What the fingerprint can still miss

  • Very long logs (> 4000 normalised characters). Only the last 4000 characters of the normalised log are hashed. If the discriminating detail lives near the start of the log (a service name in the setup section) and the tail looks generic (a stack trace common to many bugs), the lookup_hash may collide. Rare in practice — the failing step is almost always near the end.
  • Unrecognized service. When nothing in the tail matches the keyword list, service_tag is empty. Two genuinely different failures with no recognizable infrastructure mention will share a cluster. The trade-off favours stable clustering; an explicit resolved on the misclustered row rebuilds it on the next occurrence.

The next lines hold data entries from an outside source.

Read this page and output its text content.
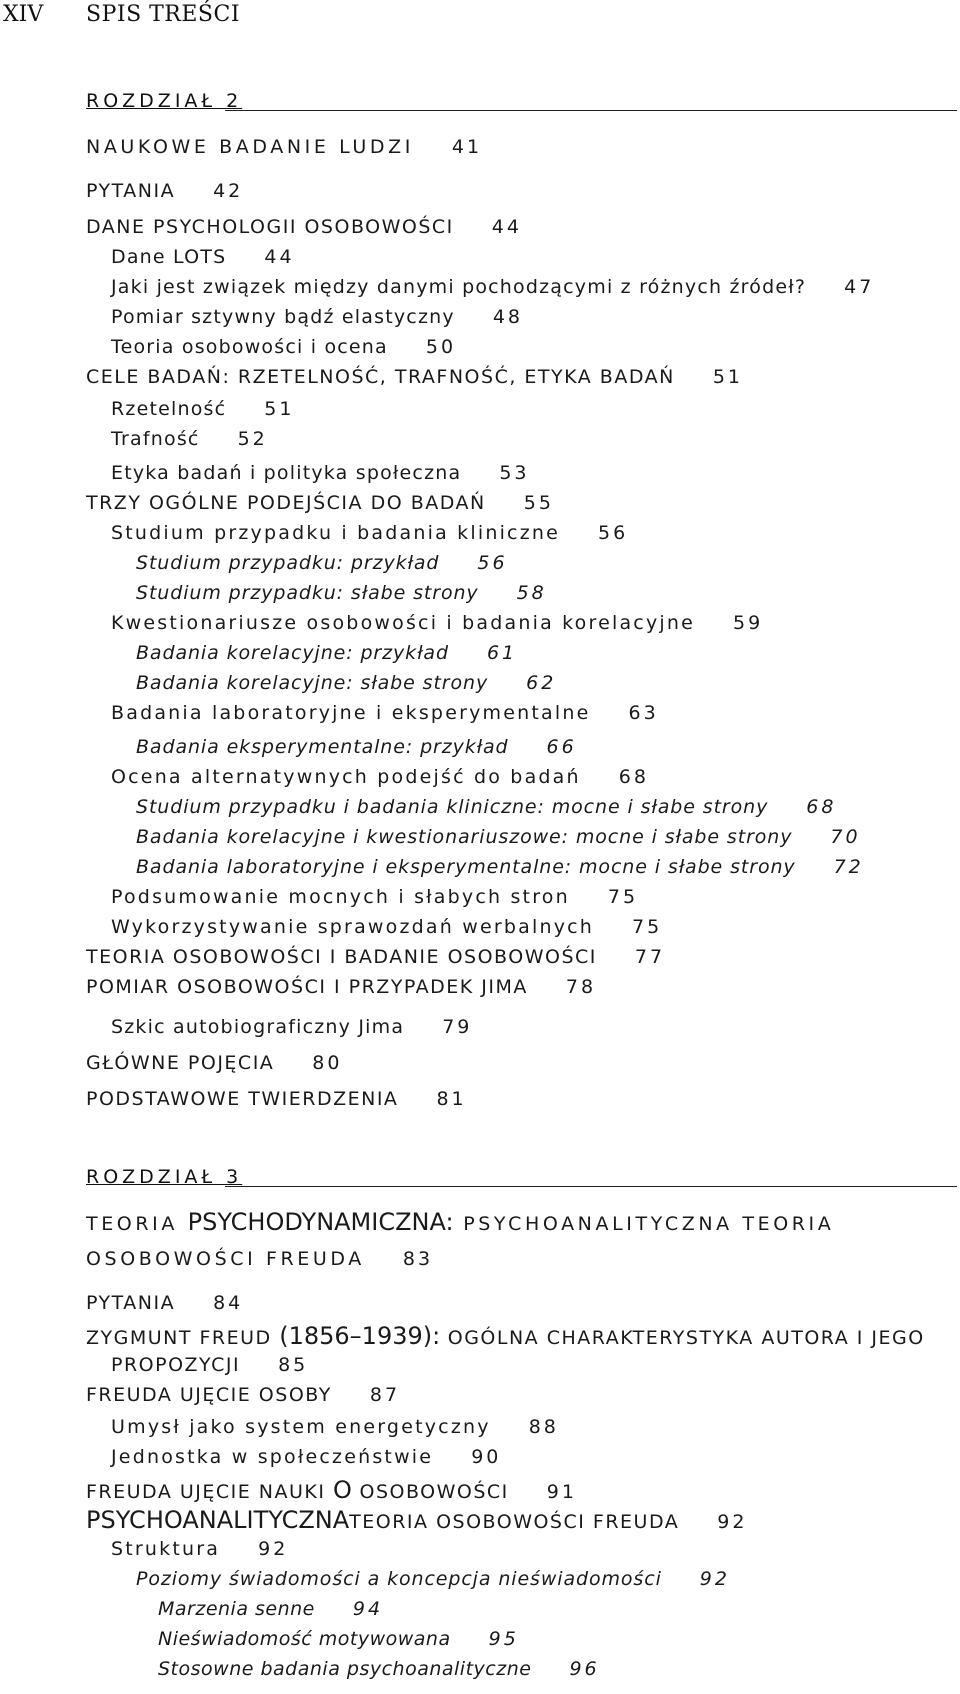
XIV SPIS TREŚCI
ROZDZIAŁ 2
NAUKOWE BADANIE LUDZI 41
PYTANIA 42
DANE PSYCHOLOGII OSOBOWOŚCI 44
Dane LOTS 44
Jaki jest związek między danymi pochodzącymi z różnych źródeł? 47
Pomiar sztywny bądź elastyczny 48
Teoria osobowości i ocena 50
CELE BADAŃ: RZETELNOŚĆ, TRAFNOŚĆ, ETYKA BADAŃ 51
Rzetelność 51
Trafność 52
Etyka badań i polityka społeczna 53
TRZY OGÓLNE PODEJŚCIA DO BADAŃ 55
Studium przypadku i badania kliniczne 56
Studium przypadku: przykład 56
Studium przypadku: słabe strony 58
Kwestionariusze osobowości i badania korelacyjne 59
Badania korelacyjne: przykład 61
Badania korelacyjne: słabe strony 62
Badania laboratoryjne i eksperymentalne 63
Badania eksperymentalne: przykład 66
Ocena alternatywnych podejść do badań 68
Studium przypadku i badania kliniczne: mocne i słabe strony 68
Badania korelacyjne i kwestionariuszowe: mocne i słabe strony 70
Badania laboratoryjne i eksperymentalne: mocne i słabe strony 72
Podsumowanie mocnych i słabych stron 75
Wykorzystywanie sprawozdań werbalnych 75
TEORIA OSOBOWOŚCI I BADANIE OSOBOWOŚCI 77
POMIAR OSOBOWOŚCI I PRZYPADEK JIMA 78
Szkic autobiograficzny Jima 79
GŁÓWNE POJĘCIA 80
PODSTAWOWE TWIERDZENIA 81
ROZDZIAŁ 3
TEORIA PSYCHODYNAMICZNA: PSYCHOANALITYCZNA TEORIA
OSOBOWOŚCI FREUDA 83
PYTANIA 84
ZYGMUNT FREUD (1856–1939): OGÓLNA CHARAKTERYSTYKA AUTORA I JEGO
PROPOZYCJI 85
FREUDA UJĘCIE OSOBY 87
Umysł jako system energetyczny 88
Jednostka w społeczeństwie 90
FREUDA UJĘCIE NAUKI O OSOBOWOŚCI 91
PSYCHOANALITYCZNATEORIA OSOBOWOŚCI FREUDA 92
Struktura 92
Poziomy świadomości a koncepcja nieświadomości 92
Marzenia senne 94
Nieświadomość motywowana 95
Stosowne badania psychoanalityczne 96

Two genuinely different errors keep their own clusters. If the analyzer ever returns the same root cause for two unrelated failures, mark one cluster resolved — the next recurrence rebuilds the row.

Privacy

Clusters live in the same tenant boundary as everything else: rows from other tenants are never returned, even if their fingerprints collide by coincidence. The fingerprint hash is computed from the cleaned log and stored alongside the analysis (which itself never persists raw log content — see data privacy for the full invariants).